AIM-listed Titon Holdings, a manufacturer and supplier of ventilation systems and window and door hardware, reported solid interim results on 13 May. The company’s share price has barely moved since then, which is surprising given that smaller companies have often attracted interest on the back of similar reassuring news in recent months. Looking ahead, the company is expecting the UK economy to rebound strongly as lockdowns ease. It has pointed out that the Bank of England has upgraded its UK economic growth forecast for 2021 to 7.25% and Experian forecasts a rebound in construction activity of 11.3% in 2021 and 5.2% in 2022, following a fall of 14% in 2020. Experian is also forecasting an increase of 18.5% in UK new build housing expenditure and a 10% increase in public and private housing repairs, maintenance and improvements in 2021. However, Titon Holdings has also highlighted the fact that there could be a jump in unemployment when the Job Retention Scheme ends and high levels of Government debt are an ongoing concern. On a micro level, proposed changes to the UK Building Regulations for ventilation could be helpful.
The business was formed in 1972 and is a key player in the UK residential ventilation market. Products are also supplied into a range of European markets and the US market is serviced by Titon Inc., a wholly owned subsidiary.

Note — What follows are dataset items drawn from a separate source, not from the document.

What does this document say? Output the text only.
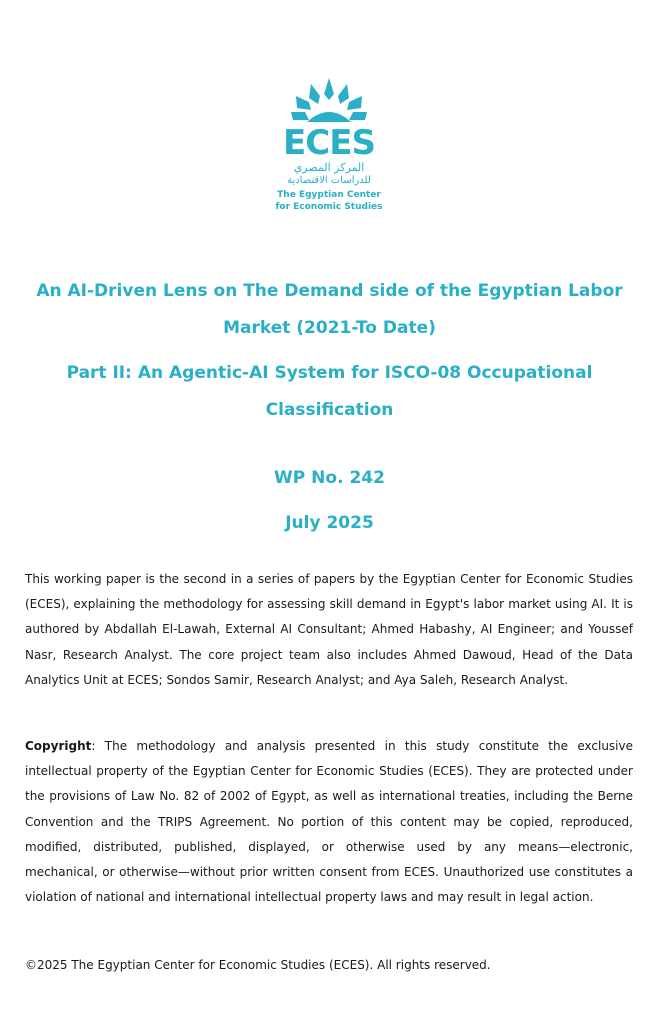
ECES
المركز المصري
للدراسات الاقتصادية
The Egyptian Center
for Economic Studies
An AI-Driven Lens on The Demand side of the Egyptian Labor Market (2021-To Date)
Part II: An Agentic-AI System for ISCO-08 Occupational Classification
WP No. 242
July 2025

This working paper is the second in a series of papers by the Egyptian Center for Economic Studies (ECES), explaining the methodology for assessing skill demand in Egypt's labor market using AI. It is authored by Abdallah El-Lawah, External AI Consultant; Ahmed Habashy, AI Engineer; and Youssef Nasr, Research Analyst. The core project team also includes Ahmed Dawoud, Head of the Data Analytics Unit at ECES; Sondos Samir, Research Analyst; and Aya Saleh, Research Analyst.

Copyright: The methodology and analysis presented in this study constitute the exclusive intellectual property of the Egyptian Center for Economic Studies (ECES). They are protected under the provisions of Law No. 82 of 2002 of Egypt, as well as international treaties, including the Berne Convention and the TRIPS Agreement. No portion of this content may be copied, reproduced, modified, distributed, published, displayed, or otherwise used by any means—electronic, mechanical, or otherwise—without prior written consent from ECES. Unauthorized use constitutes a violation of national and international intellectual property laws and may result in legal action.

©2025 The Egyptian Center for Economic Studies (ECES). All rights reserved.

In 2008 a Joint Venture was formed in South Korea with a local partner and there are manufacturing facilities in Seoul. The company estimates that this business has a market share of over 75% for natural ventilation in the new build market in South Korea.
Revenue in the six months ended 31 March 2021 was £11.7m, representing a fairly modest increase on the £11.2m achieved in the same period a year earlier. Performance was more than acceptable given the backdrop against which the company was operating though. Profit before tax was £549k versus a loss before tax of £270k a year earlier and there was a cash balance of £4.63m at the period end (2020: £3.69m). An interim dividend of 1.5p per share was declared (2020: nil).
Prospects for business in the UK look promising for the rest of the financial year but there have been some procurement difficulties and problems sourcing basic materials such as plastics, cardboard and metals. Suppliers are also increasing prices although the company’s own pricing strategies will allow costs to be passed on to some extent. The outlook in Europe is not as positive due to mixed success in the roll-out of vaccinations but the company is cautiously optimistic that sales in the second half will be strong. In South Korea, the Bank of Korea forecasts that the economy will grow by 3.0% in 2021 but revenues for the remainder of the financial year will continue to be hit by the transition to mechanical ventilation from natural ventilation products. On balance, the strength of the balance sheet means that the downside risk is limited and there is certainly room for further recovery in the share price in the coming months. We feel that a BUY rating is appropriate.